Condense: A Framework for Device and Frequency Adaptive Neural Network Models on the Edge.
Yifan Gong,Pu Zhao,Zheng Zhan,Yushu Wu,Chao Wu,Zhenglun Kong,Minghai Qin,Caiwen Ding,Yanzhi Wang
DOI: https://doi.org/10.1109/dac56929.2023.10247713
2023-01-01
Abstract:With the popularity of battery-powered edge computing, an important yet under-explored problem is the supporting of DNNs for diverse edge devices. On the one hand, different edge platforms have various runtime requirements and computation/memory capabilities. Deploying the same DNN model is unsatisfiable, while designing a specialized DNN for each platform is prohibitively expensive. On the other hand, for a single edge device, DVFS is leveraged to prolong the battery, incurring significant inference speed variation for the same DNN and consequently poor user experience.

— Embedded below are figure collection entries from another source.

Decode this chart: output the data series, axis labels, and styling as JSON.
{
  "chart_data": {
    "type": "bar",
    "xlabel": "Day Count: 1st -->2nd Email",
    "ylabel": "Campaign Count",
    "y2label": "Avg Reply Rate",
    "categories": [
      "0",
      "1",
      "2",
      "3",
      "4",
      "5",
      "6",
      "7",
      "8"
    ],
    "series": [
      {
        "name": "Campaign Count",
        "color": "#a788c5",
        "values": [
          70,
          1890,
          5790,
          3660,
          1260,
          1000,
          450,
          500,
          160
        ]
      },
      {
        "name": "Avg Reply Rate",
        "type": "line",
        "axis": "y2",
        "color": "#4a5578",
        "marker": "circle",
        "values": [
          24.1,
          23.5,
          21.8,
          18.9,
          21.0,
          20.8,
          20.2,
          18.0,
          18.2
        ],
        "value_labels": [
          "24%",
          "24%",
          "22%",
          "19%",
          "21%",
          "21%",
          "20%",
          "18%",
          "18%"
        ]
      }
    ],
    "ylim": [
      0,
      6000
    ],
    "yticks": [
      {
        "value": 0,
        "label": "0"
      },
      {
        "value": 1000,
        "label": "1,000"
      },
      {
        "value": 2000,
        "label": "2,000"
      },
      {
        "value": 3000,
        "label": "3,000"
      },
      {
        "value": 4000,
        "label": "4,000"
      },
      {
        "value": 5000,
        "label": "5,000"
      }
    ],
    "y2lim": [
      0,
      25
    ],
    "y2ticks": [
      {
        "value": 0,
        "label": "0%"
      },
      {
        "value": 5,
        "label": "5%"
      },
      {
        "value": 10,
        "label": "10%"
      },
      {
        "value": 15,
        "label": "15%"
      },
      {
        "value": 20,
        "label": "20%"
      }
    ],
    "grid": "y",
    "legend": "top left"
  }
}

To tackle this, we propose CONDENSE, a framework providing a single adaptive model that can be reconfigured (switch to various sub-networks with different computations/parameters) instantly for diverse devices and execution frequencies without any retraining. Experiments demonstrate that CONDENSE can simultaneously provide vast high-accuracy sub-networks with different computations and parameters corresponding to various sparsity ratios to support diverse edge devices with different runtime requirements, and reduce the speed variation under varying frequencies on each device, with a memory cost of only one set of weights.